In 1557 during the Ming Dynasty, Portugal was leased the territory of Macau. In the late 1800s, during the Qing Dynasty, many more European countries acquired treaty ports, known as “concessions.” Many of the most famous Chinese cities have a history of Western involvement. Hong Kong was deeded to the United Kingdom from 1841 to 1997. Shanghai was actually an international settlement, combining concessions ceded to Americans, British, French, Russians and Japanese. Tianjin traded hands, was occupied by, or was shared at one time by Japanese, French, German, British and American occupiers. The former Western powers all left some influence on the area, in architecture, food or language.

(We will go into more detail on the darker sides of some of these concessions, the importance of these areas in the opium trade in the late 1800s, along with how this later influenced the Opium Wars in our post about Shanghai.)

青岛, or Qingdao as we English speakers know it today, was previously written as Tsingtao under the Wade-Giles format of transcribing Chinese to English. While that previous sentence might seem like more information than any of you need, I thought I’d toss that one out for the beer drinkers that have stumbled on an Asian pilsner at their grocery store and thought, “Why are the Chinese making pilsner?”

Germany was leased the Kiautshou Bay Concession from 1897 to 1914, of which Qingdao was the capital. This relatively small administrative city and fishing port was forever changed by the Germans. The most readily apparent evidence of German influence in Qingdao would be the architecture along with the ever-present availability of China’s first mass export to America and China’s #1 commercial export: Tsingtao beer. While one can purchase this beer in every corner shop and restaurant throughout China, along with any Publix in Florida, there’s only one town on the planet that you can imbibe this beverage fresh from the brewery … in a plastic bag with a straw.

We had the pleasure of staying with our friend Dave in Qingdao, which helped to cut down on costs and see the city guided by someone who knows the ropes. Dave was able to point us to some highlights in the town.

Zhan Qiao Pier: For those of you at home, I’ll wait for you to open a bottle of Tsingtao. Once you’ve taken your first sip, turn the bottle and look at the label. The emblem on the logo depicts the pier down the street from Dave’s apartment building. You can actually see his apartment building from there. Wave, say hello! Hey Dave!

The Beach: Qingdao, today, serves as one of the biggest tourist destinations for Chinese. While it was a bit chilly to take a dip, I took a run through town and was able to take in views of the beach. It is gorgeous, with a boardwalk meandering along the beach, which goes from the old German concession area all the way to Lao Shan Mountain, some 15 miles away.
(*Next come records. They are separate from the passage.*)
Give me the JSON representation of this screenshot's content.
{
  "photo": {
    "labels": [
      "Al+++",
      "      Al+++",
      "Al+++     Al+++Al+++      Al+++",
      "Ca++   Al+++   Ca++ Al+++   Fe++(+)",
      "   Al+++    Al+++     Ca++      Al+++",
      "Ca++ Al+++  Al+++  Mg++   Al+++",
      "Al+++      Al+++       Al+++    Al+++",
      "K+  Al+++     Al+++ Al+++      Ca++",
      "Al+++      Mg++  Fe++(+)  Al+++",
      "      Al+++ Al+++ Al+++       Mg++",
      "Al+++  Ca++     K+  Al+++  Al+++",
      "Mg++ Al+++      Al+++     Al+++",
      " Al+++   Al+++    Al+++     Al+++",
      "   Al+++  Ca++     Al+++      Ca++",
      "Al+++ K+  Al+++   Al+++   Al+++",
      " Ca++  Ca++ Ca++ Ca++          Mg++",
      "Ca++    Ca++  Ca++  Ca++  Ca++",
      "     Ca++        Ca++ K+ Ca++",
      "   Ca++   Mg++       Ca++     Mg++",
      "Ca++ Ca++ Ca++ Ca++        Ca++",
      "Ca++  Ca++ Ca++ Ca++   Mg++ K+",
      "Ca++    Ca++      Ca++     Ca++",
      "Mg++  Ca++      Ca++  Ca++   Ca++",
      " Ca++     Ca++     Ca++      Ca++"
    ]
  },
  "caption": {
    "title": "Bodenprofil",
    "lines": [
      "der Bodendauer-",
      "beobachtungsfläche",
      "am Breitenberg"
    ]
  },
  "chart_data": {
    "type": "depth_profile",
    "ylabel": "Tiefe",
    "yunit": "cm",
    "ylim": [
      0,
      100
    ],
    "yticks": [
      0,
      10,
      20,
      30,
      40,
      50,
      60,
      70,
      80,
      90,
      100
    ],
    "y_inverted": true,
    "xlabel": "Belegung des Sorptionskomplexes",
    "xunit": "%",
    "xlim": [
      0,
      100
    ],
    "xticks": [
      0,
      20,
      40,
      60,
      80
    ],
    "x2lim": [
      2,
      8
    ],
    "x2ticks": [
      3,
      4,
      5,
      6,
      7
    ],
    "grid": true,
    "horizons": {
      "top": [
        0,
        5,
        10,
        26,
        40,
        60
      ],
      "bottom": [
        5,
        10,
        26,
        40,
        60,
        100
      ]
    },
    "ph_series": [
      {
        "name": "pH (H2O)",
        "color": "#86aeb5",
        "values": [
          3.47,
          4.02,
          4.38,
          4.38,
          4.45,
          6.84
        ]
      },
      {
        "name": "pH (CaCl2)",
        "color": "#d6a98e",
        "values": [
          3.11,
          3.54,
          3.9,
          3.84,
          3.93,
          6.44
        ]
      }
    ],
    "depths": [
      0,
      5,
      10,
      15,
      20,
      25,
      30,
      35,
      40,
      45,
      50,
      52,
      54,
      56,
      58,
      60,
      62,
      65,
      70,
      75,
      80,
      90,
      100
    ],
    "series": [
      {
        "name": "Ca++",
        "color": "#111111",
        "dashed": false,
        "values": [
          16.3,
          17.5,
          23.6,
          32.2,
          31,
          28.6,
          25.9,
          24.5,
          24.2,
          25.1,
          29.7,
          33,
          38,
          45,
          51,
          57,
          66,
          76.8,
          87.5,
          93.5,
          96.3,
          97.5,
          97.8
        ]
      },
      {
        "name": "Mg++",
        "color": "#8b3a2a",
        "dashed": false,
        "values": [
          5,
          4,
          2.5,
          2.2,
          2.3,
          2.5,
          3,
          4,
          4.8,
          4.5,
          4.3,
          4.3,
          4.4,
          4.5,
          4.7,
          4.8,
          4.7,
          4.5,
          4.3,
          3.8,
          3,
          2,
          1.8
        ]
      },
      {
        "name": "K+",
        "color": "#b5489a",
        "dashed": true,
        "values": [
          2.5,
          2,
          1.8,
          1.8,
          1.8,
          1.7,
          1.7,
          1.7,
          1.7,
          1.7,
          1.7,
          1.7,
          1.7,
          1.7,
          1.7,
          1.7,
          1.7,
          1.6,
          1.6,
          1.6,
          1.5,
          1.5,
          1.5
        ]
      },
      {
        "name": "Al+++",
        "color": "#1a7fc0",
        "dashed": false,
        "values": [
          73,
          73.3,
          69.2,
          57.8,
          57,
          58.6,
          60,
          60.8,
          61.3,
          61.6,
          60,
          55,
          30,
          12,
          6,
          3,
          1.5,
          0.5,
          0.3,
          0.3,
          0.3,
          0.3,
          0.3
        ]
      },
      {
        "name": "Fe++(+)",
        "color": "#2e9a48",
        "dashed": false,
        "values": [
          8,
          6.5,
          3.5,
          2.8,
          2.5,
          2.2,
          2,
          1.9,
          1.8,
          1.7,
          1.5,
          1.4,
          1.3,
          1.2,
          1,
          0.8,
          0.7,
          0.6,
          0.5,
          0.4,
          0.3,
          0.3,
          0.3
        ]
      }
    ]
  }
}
The Old Observatory: Qingdao is divided into two halves with “old town” referring to the German concession, rife with colonial architecture, and “new town,” some seven miles away, boasting futuristic skyscrapers, golf courses and nightclubs catering to the tonier crowds. (Folks from Beijing and monied Western expats.) In the older, German side of town, there is,in fact, an old observatory, which has been converted into a youth hostel. On the roof of this building, where there is still a telescope, one can buy a Tsingtao and take in the views of the old German concession. We are told that this spot has an all-you-can-eat ribs night. While I can’t recommend the burritos, I am willing to return for the view alone.

Old Town Night Market: While many Chinese towns will have their own extensive markets, which operate both at night and early in the morning, Qingdao had a unique setup. Along with the meandering alleys where locals sell fish, lamb, pork, beef and vegetables, Qingdao had all sorts of marine life on offer. Squid anyone? Octopus? Sea cucumber? Anyone? Anyone?

Additionally, we had dinner in the middle of the night market and caught a bit of dinner theater. Comedians (the audience seemed to love it) and a magician (we probably applauded too enthusiastically for the slight-of-hand to make up for not getting any of the earlier jokes.)

While there was a lot more going on in Qingdao that I’m not capturing here, I am getting sleepy, and you all need your Cheerios.

We’ll be back at it just as soon as you all head to bed!